Pope Benedict, Islam, and the European Death Wish



Besides oil, the most successful export from the Islamic world appears to be outrage. And for people supposedly so confident in their exclusive possession of the complete truth (capital “T” truth as we used to call it in graduate school), many Muslims certainly are touchy and defensive.

So Pope Benedict XVI's lecture at the University of Regensburg on September 12 now joins a litany of other ginned up slights that apparently illustrates just how deeply the West hates Islam. What is astounding is that the West takes this seriously, and allows the Muslim outrage industry to frame the debate, even to the extent of internalizing the Islamic conceit that the Regensburg speech was all about them. It wasn't. The Regensburg speech was largely about Europe; in fact, the papacy of Benedict XVI is turning out to be all about Europe.

It started with the name.

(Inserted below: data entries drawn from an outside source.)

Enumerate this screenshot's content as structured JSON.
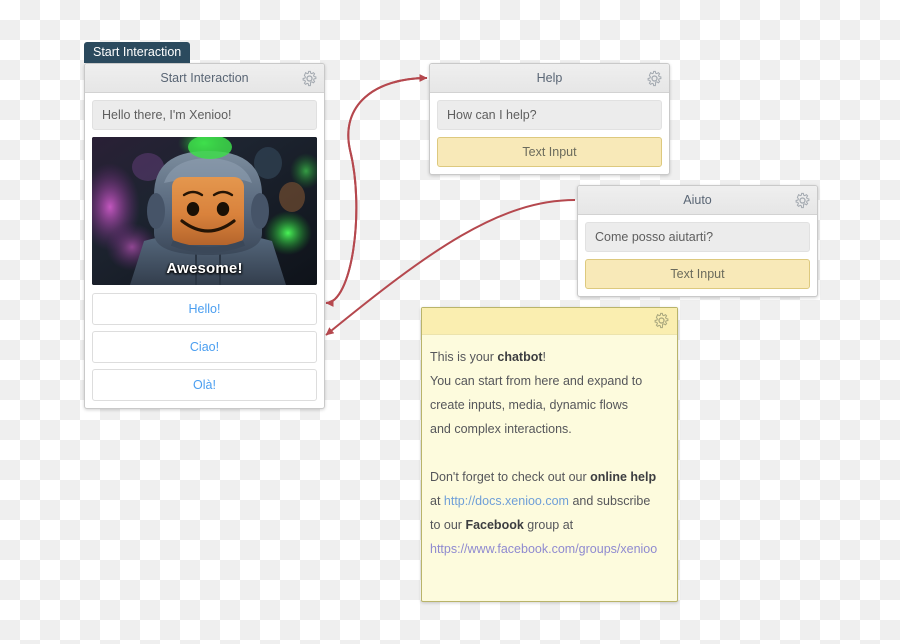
{
  "canvas": {
    "background_pattern": "checkerboard",
    "checker_colors": [
      "#ffffff",
      "#efefef"
    ],
    "connector_color": "#b5484e"
  },
  "tab": {
    "label": "Start Interaction",
    "background": "#2b4a5e",
    "text_color": "#ffffff"
  },
  "cards": {
    "start_interaction": {
      "title": "Start Interaction",
      "gear_icon": "gear-icon",
      "message": "Hello there, I'm Xenioo!",
      "media": {
        "type": "gif",
        "caption": "Awesome!",
        "alt": "LEGO astronaut minifigure smiling"
      },
      "choices": [
        {
          "label": "Hello!"
        },
        {
          "label": "Ciao!"
        },
        {
          "label": "Olà!"
        }
      ]
    },
    "help": {
      "title": "Help",
      "gear_icon": "gear-icon",
      "prompt": "How can I help?",
      "input_label": "Text Input"
    },
    "aiuto": {
      "title": "Aiuto",
      "gear_icon": "gear-icon",
      "prompt": "Come posso aiutarti?",
      "input_label": "Text Input"
    },
    "note": {
      "gear_icon": "gear-icon",
      "lines": [
        "This is your chatbot!",
        "You can start from here and expand to",
        "create inputs, media, dynamic flows",
        "and complex interactions.",
        "Don't forget to check out our online help",
        "at http://docs.xenioo.com and subscribe",
        "to our Facebook group at",
        "https://www.facebook.com/groups/xenioo"
      ],
      "l1_pre": "This is your ",
      "l1_bold": "chatbot",
      "l1_post": "!",
      "l2": "You can start from here and expand to",
      "l3": "create inputs, media, dynamic flows",
      "l4": "and complex interactions.",
      "l5_pre": "Don't forget to check out our ",
      "l5_bold": "online help",
      "l6_pre": "at ",
      "l6_link": "http://docs.xenioo.com",
      "l6_post": " and subscribe",
      "l7_pre": "to our ",
      "l7_bold": "Facebook",
      "l7_post": " group at",
      "l8_link": "https://www.facebook.com/groups/xenioo"
    }
  }
}
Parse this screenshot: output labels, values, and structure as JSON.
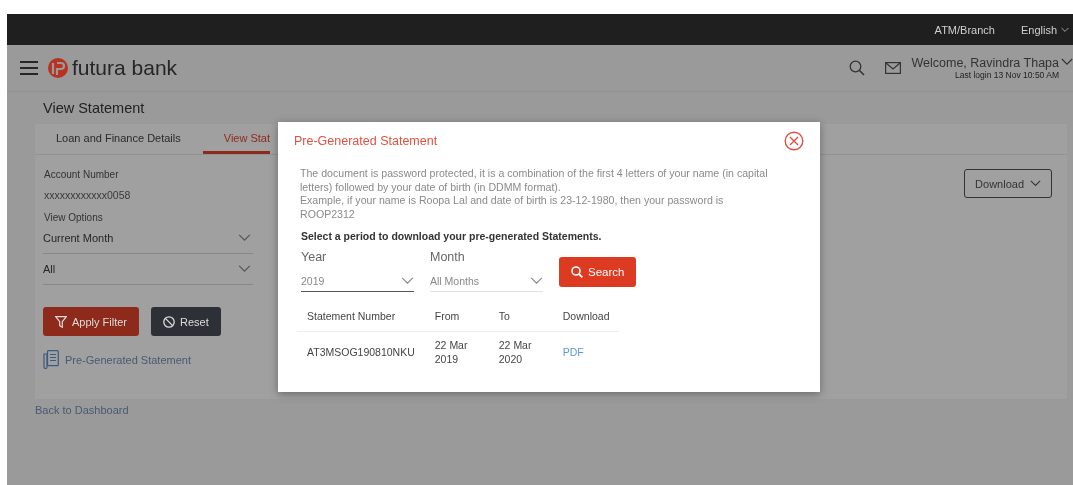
{
  "top_bar": {
    "links": [
      "ATM/Branch",
      "English"
    ]
  },
  "header": {
    "brand": "futura bank",
    "welcome": "Welcome, Ravindra Thapa",
    "last_login": "Last login 13 Nov 10:50 AM"
  },
  "page": {
    "title": "View Statement",
    "tabs": [
      {
        "label": "Loan and Finance Details",
        "selected": false
      },
      {
        "label": "View Stat",
        "selected": true
      }
    ],
    "account_label": "Account Number",
    "account_number": "xxxxxxxxxxxx0058",
    "view_options_label": "View Options",
    "dropdowns": [
      {
        "value": "Current Month"
      },
      {
        "value": "All"
      }
    ],
    "buttons": [
      {
        "kind": "apply",
        "label": "Apply Filter"
      },
      {
        "kind": "reset",
        "label": "Reset"
      }
    ],
    "pregenerated_link": "Pre-Generated Statement",
    "download_button": "Download",
    "back_link": "Back to Dashboard"
  },
  "dialog": {
    "title": "Pre-Generated Statement",
    "note": [
      "The document is password protected, it is a combination of the first 4 letters of your name (in capital letters) followed by your date of birth (in DDMM format).",
      "Example, if your name is Roopa Lal and date of birth is 23-12-1980, then your password is ROOP2312"
    ],
    "prompt": "Select a period to download your pre-generated Statements.",
    "fields": [
      {
        "label": "Year",
        "value": "2019",
        "focused": true
      },
      {
        "label": "Month",
        "value": "All Months",
        "focused": false
      }
    ],
    "search_button": "Search",
    "table": {
      "columns": [
        "Statement Number",
        "From",
        "To",
        "Download"
      ],
      "rows": [
        {
          "number": "AT3MSOG190810NKU",
          "from": "22 Mar 2019",
          "to": "22 Mar 2020",
          "download": "PDF"
        }
      ]
    }
  }
}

Cardinal Ratzinger chose to name himself as pope after two famous Benedicts, one successful, one markedly less so, in shaping the destiny and direction of European civilization. The first, St. Benedict, established the monastic tradition that helped define Europe for over a millennium, not just in regard to religion, but also in regard to culture, art, politics, even economics. The second, Pope Benedict XV, tried valiantly, but ultimately unsuccessfully, to stop the major European powers from destroying themselves, as a well as a generation of young men, during World War I.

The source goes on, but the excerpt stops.